Navigating legislative hurdles to improve customer experienceBlog Published on Share
A major hurdle faced by individuals or businesses acquiring and disposing of overseas property assets is the complexity of dealing with legislative hurdles in different global jurisdictions.
From the Foreign Investment in Real Property Tax Act (FIRPTA) – 1981 in the US to exchange control requirements in South Africa, corporations and private clients need to have access to local experts in different jurisdictions across the globe to ensure that they carry out their business in an efficient and compliant manner.
The best way to achieve this is through a mutually beneficial network of local partners that together can connect the dots and successfully navigate the legislative landscape to provide a streamlined international property purchase and acquisitions service; each partner using their expertise to contribute to the whole.
When selecting a provider to assist in major currency transactions, it is not purely about getting the most cost-effective currency exchange. Many steps need to take place, which will depend on the individual jurisdiction, with a key step being the exchange of currency.
Working with experts to guide those buying or selling property through these steps is essential to avoid potentially costly compliance errors.
Take the US as an example. FIRPTA currently allows the US Internal Revenue Service (IRS) to withhold for potential capital gains tax (CGT) up to 10% of the proceeds of a sale below $1 million, and 15% for proceeds of $1 million and above. Working with lawyers and tax experts who understand this piece of legislation – who are familiar with its exceptions, and who are up-to-date on any changes and their impact on disposing of US real estate assets – is essential to reduce risk.
Or France. Here, proceeds of a sale must be earmarked for a French account held by the notary from which any CGT is paid before transfer abroad into a different currency.

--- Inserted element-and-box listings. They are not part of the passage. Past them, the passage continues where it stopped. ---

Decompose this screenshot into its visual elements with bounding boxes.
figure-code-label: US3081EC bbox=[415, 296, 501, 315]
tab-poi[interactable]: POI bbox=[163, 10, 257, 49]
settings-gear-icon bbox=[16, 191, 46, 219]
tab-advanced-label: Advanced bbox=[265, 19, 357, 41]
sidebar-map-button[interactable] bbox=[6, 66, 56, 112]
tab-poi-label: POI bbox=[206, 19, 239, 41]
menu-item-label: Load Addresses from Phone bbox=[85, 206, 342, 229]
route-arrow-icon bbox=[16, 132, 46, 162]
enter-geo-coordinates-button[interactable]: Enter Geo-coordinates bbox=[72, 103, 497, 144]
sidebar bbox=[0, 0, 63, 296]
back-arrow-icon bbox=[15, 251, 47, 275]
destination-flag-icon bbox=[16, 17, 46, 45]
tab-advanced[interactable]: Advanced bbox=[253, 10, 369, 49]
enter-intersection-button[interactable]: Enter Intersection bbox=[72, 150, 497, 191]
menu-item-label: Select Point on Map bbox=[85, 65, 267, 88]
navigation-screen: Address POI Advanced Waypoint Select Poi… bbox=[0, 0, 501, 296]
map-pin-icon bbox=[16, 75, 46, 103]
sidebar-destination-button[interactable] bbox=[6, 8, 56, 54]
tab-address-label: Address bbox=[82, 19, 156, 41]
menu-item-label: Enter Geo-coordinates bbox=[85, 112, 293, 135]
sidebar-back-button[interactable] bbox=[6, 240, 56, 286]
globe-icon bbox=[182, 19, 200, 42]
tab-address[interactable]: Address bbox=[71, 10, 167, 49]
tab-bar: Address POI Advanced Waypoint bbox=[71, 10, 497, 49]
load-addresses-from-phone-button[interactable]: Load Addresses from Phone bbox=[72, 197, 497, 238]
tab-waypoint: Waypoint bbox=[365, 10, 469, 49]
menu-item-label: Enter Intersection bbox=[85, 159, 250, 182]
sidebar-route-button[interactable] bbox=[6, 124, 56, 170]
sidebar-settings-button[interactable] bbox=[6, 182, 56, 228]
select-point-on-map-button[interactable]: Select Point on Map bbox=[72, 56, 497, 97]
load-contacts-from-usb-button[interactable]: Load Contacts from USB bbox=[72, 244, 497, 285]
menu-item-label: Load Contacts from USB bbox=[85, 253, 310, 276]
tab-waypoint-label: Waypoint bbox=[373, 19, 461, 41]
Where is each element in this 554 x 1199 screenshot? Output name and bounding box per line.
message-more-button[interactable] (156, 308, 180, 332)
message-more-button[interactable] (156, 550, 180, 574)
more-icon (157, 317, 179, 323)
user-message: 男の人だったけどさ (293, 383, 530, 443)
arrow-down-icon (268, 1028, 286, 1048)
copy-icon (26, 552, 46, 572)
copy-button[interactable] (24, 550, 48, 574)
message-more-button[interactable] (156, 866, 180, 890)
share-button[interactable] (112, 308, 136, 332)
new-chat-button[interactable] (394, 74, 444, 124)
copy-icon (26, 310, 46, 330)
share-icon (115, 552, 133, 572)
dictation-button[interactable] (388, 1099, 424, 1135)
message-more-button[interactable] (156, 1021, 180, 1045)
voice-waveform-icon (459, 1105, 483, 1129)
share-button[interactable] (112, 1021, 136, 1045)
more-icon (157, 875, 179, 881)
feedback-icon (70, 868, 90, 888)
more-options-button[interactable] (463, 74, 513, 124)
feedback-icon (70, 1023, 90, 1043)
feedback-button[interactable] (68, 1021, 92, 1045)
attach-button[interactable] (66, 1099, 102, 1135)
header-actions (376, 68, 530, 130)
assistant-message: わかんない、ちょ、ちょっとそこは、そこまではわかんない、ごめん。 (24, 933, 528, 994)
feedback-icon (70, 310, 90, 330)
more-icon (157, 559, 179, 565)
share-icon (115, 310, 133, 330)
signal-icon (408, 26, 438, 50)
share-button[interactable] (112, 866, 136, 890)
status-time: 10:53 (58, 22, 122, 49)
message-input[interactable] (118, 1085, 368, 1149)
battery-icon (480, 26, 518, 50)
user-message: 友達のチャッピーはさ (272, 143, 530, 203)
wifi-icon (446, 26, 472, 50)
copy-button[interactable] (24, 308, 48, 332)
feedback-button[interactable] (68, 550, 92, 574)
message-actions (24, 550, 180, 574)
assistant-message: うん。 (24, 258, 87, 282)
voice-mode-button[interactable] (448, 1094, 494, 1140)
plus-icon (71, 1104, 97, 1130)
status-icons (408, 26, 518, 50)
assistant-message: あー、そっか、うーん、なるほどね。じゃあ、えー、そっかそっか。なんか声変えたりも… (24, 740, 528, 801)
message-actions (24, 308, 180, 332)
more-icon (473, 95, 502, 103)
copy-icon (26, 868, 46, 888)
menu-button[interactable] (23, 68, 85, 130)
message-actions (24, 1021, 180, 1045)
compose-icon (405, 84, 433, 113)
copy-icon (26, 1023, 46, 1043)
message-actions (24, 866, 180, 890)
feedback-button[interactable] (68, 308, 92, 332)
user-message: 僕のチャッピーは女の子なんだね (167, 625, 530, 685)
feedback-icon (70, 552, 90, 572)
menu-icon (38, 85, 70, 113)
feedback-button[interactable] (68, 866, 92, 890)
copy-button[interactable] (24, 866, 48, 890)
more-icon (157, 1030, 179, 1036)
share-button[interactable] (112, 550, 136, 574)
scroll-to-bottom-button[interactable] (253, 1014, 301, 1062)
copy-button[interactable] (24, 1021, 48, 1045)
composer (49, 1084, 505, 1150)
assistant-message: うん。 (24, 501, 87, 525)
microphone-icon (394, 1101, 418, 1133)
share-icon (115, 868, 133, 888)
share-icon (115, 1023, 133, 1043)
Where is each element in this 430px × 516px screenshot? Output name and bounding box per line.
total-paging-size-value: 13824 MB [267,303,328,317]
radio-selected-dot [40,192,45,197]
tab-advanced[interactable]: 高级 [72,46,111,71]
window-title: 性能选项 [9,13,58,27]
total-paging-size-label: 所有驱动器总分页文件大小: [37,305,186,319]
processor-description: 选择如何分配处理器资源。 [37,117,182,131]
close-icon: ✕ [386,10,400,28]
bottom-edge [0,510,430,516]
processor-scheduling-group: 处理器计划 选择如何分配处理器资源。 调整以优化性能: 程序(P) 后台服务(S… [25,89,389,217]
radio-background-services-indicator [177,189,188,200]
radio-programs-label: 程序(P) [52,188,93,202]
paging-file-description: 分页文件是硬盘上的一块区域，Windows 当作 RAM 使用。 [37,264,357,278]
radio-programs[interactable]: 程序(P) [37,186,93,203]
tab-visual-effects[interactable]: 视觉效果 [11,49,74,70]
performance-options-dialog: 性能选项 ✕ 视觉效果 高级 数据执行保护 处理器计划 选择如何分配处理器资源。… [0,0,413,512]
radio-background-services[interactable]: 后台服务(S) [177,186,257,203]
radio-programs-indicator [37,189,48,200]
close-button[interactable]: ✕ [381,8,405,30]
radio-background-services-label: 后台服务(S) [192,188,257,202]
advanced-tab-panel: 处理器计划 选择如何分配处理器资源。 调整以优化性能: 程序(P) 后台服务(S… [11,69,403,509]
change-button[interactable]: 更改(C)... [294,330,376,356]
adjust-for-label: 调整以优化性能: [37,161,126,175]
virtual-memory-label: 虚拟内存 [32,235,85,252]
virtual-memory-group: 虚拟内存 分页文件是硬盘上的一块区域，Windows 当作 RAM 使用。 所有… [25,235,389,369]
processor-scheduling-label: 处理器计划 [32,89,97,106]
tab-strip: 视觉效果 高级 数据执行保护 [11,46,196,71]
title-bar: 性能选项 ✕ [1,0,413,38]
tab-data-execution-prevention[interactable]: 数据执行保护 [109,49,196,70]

Then, of course, any company active in FX is well aware that the ownership of property can be a sensitive issue. The buying and selling of residential property can particularly attract strict regulation with homeownership often being a political issue in many countries.
In the case of Australia, purchases by foreign companies, residents, temporary residents and short-term visa holders require approval from the Foreign Investment Review Board (FIRB). Purchases are permitted in some circumstances for investment properties, covering new buildings or vacant land, but not for established properties. However, an exception is made for an established property if it is being redeveloped.
The rules are different for commercial property and approval by the FIRB is a lot simpler than for residential property.
Navigating that yourself, even as a company with teams of legal experts, can be a pretty daunting task. Working with a network of property experts, including an FX payments and software firm like The Redpin Group, can be incredibly useful, ultimately saving you time and money.
How exactly does software and FX payments fit in?
Well, for example, some jurisdictions implement exchange controls. South Africa requires all incoming and outgoing funds for buying and selling property to be formally recorded with the South Africa Reserve Bank (SARB). Our in-house exchange control team has a comprehensive understanding of what is needed to complete reporting while also compiling the requisite documentation for future use by the client upon entry and exit to South Africa.
Another example of where an increased focus on software can connect the dots is anti-money laundering (AML). AML is an important regulatory, albeit arduous, process. It too often remains unnecessarily manual at a time when software can both speed it up and ensure a higher level of accuracy and transparency, streamlining the process and reducing risk for some of the key players in the property purchase process such as legal firms and lenders.
Finally, banks, lawyers and other bodies involved in overseas property transactions are increasingly stipulating that they only deal with currency exchange firms authorised by internationally recognised authorities such as the UK’s Financial Conduct Authority (FCA).
The Redpin Group includes FCA-authorised Electronic Money Institutions (EMIs) with the authority to move funds globally. EMIs are required to safeguard client monies by holding them in a segregated client accounts, separate from their own business, and which are designed to protect client funds in the event of the company’s insolvency or the insolvency of the banks used to hold client funds.
Redpin exists to connect the dots – and, in property FX, there are plenty of dots. While it’s not always necessary to work with a business like ours, you might find it actually saves you a lot of money (and from a lot of sleepless nights).
Please note that this blog doesn’t contain legal or investment advice. It’s very important that you always get independent legal and tax advice before entering any property transaction.